Gen 49:27  Benjamin shall ravin as a wolf: in the morning he shall devour the prey, and at night he shall divide the spoil.

The tribe of Benjamin was a strong one that could muster a strong and numerous army like they did when Israel attacked them for atrocities committed against a guest at a house in the town of Gibeah (Judges 19:14-30). This can also be applied to King Saul, a Benjamite that defeated many of Israel’s enemies. And it can be said of the Apostle Paul, another Benjamite, who ravenously persecuted Christians in his youth (the morning) and in his older age (at night) provided for the church.

 Gen 49:28  All these are the twelve tribes of Israel: and this is it that their father spake unto them, and blessed them; every one according to his blessing he blessed them.

Jacob had finished blessing his sons and their posterity. This was his swan song.

Gen 49:29  And he charged them, and said unto them, I am to be gathered unto my people: bury me with my fathers in the cave that is in the field of Ephron the Hittite,

Both Jacob’s bones and Joseph’s bones were buried in Canaan. Joseph took Jacob’s remains to the cave at Machpelah and buried them there. Moses took Joseph’s remains with him when the Israelites left Egypt some 440 years later. Joshua took Joseph’s bones into the Promised Land and buried them in the field near Shechem that Jacob bought for 100 pieces of silver.

Gen 49:30  In the cave that is in the field of Machpelah, which is before Mamre, in the land of Canaan, which Abraham bought with the field of Ephron the Hittite for a possession of a buryingplace.

Genesis 23:27

Gen 49:31  There they buried Abraham and Sarah his wife; there they buried Isaac and Rebekah his wife; and there I buried Leah.

Sarah—Genesis 23:19; Abraham—Genesis 25:7-10; Isaac—Genesis 35:29. This is the only passage in the Bible that tells us of the death and burial of Rebekah and Leah.

Gen 49:32  The purchase of the field and of the cave that is therein was from the children of Heth.

Genesis 23:16

Gen 49:33  And when Jacob had made an end of commanding his sons, he gathered up his feet into the bed, and yielded up the ghost, and was gathered unto his people.

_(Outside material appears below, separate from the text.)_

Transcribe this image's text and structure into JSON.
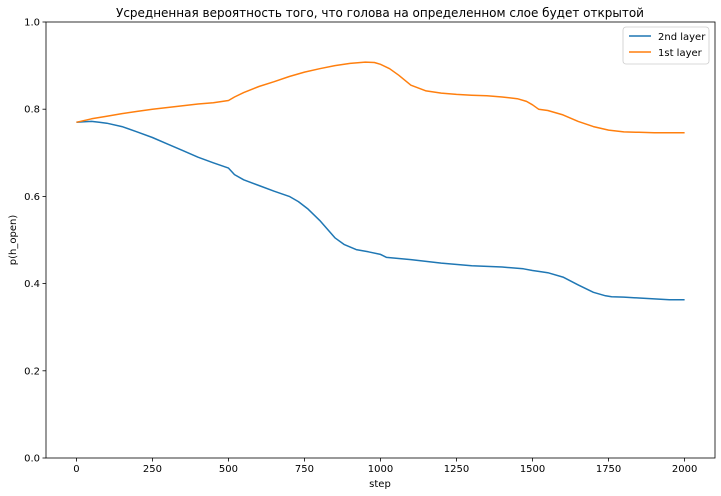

Remember that at the beginning of this discourse, Jacob strengthened himself and sat up on the bed (Gen 48:2). Here, he lay back down and put his feet back upon the bed. Whether he died immediately or sometime later we are not told. We do know that he died peacefully with no pain or suffering. He was 147 years old—it was a long and fruitful life. It is remarkable to remember Jacob the babe grasping the heel of his brother Esau and later the young man who deceived his father and jilted his brother out of his inheritance. Yet at the hands of his uncle Laban, he got his comeuppance and eventually learned to be a wise man. Here we see the same man in his old age full of wisdom on his death bed. This points out that death comes to all of us.